Houve sempre umas intrigas de outras cidades, pequenas no valor intrínseco, na nossa beleza paisagística, de ser o centro Norte-Sul e de possuir a primeira universidade do país e das mais conceituadas do Mundo!

De possuir uma academia ímpar com grosseiras imitações por este país fora numa grosseira caricatura….

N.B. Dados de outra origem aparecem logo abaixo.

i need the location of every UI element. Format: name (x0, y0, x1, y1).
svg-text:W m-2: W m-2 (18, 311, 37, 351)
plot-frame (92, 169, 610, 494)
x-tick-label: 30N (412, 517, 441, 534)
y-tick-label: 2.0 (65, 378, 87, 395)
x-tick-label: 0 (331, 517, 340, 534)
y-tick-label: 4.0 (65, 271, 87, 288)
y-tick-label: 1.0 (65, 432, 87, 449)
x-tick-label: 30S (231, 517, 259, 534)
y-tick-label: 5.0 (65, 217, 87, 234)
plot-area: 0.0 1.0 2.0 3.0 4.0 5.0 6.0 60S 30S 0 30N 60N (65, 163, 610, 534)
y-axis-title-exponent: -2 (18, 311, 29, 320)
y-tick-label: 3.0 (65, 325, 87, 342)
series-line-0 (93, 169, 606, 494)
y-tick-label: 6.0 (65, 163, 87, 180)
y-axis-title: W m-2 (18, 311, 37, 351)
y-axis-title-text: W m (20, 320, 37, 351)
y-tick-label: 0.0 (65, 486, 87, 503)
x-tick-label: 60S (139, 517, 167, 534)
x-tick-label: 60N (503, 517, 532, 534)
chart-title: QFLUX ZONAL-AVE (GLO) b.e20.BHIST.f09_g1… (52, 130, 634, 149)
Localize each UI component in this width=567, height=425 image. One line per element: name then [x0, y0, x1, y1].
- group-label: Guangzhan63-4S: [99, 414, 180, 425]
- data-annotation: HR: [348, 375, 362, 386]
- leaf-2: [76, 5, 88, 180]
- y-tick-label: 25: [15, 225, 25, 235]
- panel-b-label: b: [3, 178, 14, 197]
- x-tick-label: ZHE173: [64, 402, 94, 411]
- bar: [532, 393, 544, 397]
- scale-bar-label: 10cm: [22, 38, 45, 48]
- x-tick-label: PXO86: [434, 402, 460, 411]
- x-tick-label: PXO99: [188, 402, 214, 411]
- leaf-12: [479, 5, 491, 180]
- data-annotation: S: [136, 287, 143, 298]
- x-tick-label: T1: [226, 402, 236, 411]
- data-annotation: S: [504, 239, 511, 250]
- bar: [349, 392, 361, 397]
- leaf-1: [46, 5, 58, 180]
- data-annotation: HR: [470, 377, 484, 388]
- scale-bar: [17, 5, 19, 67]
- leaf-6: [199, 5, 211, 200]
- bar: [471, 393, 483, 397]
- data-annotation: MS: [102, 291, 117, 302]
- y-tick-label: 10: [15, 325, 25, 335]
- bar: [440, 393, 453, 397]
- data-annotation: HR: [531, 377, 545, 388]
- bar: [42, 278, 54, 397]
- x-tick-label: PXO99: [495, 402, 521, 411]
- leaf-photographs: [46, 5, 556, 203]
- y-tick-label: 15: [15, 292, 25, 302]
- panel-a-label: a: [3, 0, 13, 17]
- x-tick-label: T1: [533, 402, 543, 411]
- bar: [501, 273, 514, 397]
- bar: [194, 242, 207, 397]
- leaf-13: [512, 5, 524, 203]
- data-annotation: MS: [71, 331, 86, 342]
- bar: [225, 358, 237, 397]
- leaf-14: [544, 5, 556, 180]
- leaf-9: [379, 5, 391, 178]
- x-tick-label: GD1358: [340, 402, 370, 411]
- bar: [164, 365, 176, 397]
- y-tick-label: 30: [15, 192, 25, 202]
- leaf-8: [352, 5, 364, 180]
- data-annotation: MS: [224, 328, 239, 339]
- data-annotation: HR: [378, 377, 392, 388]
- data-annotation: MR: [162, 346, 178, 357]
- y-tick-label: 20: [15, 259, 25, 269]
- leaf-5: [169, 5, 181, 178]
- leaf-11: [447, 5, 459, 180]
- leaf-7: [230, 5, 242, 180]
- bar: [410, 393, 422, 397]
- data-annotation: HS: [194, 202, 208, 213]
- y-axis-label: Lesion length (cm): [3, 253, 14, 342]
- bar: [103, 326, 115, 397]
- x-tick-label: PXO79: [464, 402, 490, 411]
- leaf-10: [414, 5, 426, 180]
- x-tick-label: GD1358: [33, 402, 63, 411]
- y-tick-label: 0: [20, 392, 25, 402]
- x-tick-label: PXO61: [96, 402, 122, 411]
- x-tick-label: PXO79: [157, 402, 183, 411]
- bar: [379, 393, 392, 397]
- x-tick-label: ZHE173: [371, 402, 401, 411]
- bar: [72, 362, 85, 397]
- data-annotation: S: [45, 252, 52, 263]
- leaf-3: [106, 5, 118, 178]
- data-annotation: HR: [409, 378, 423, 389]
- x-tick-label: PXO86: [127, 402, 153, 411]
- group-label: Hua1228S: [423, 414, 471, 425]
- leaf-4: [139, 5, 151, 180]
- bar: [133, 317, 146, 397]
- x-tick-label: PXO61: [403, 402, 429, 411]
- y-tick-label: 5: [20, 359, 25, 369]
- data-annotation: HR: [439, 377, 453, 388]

O habitante possui uma espécie de alquimia de sentimentos e ideias que leva um acento existencial de bem-fazer como, atualmente, dar vida comercial à Baixa de Coimbra, com eventos de todos os matizes que, só por si, o conimbricense é portador de um são bairrismo, racional, pensante, não atropelando as outras cidades.

O Café Santa Cruz tornou-se por direito próprio a denúncia de Coimbra no mundo que atinge sentimentos de progresso, alvitres para o que deve ser feito com intervenções sentenciosas.

A gente de Coimbra está desperta e retoma a luta dos anos 50 e 60 e onde se distinguem o jornalista Amâncio Frias nestas páginas e nas páginas de O Primeiro de Janeiro.

Um jornalismo de observação, de proximidade com a veia racionalista de fotografia, porquanto se sob o ponto de vista estilístico for brilhante e fotógrafo sublime para os seus textos.

Escreveu muitos Apontamentos à mesa do vetusto Café Santa Cruz, catedral de escritores e artistas naquele tempo e ainda hoje com essa mística.

Há por outro lado em certos repórteres a tendência conservadora, cheios de prosápia, de frágil cultura que escrevem uma embrulhada de ideias com denotações de vaidade com filosofias terrivelmente abstratos onde surge a metafísica, os alvitres ontológicos, a moral alicerçada numa bondade duvidosa que leva o leitor a um trabalho insano para compreender aquelas bizarrias.

É uma traição escrever trechos sem fim mais dignos de uma revista mística!

Quanto ao Despertar que sempre se interessou pela cultura esquematiza-a com vantagem para os leitores explicando com a representação de obras conhecidas e não de obras filósofas ou religiosas de segundo plano ou de nenhum plano.

Há aqui, penso eu, um perspetivismo histórico de se falar em nomes que há muito morreram ou vivem na sombra!

Hoje, como sempre, há o prazer estético da exigência de levar a urbe a tomar o seu verdadeiro lugar, de cidade de primeira água, o centro da cultura por excelência, arrancando de vez com os seus impulsos afetivos num sentido da sua própria evolução histórica.

Jamais O Despertar consentiu qualquer forma de mistificação ou expressão de qualquer absurdo.

Também à sua ética e à memória dos grandes valores de jornalistas e escritores que por aqui passaram como Mário Temido e outros e por último o multifacetado dr. Fausto Correia.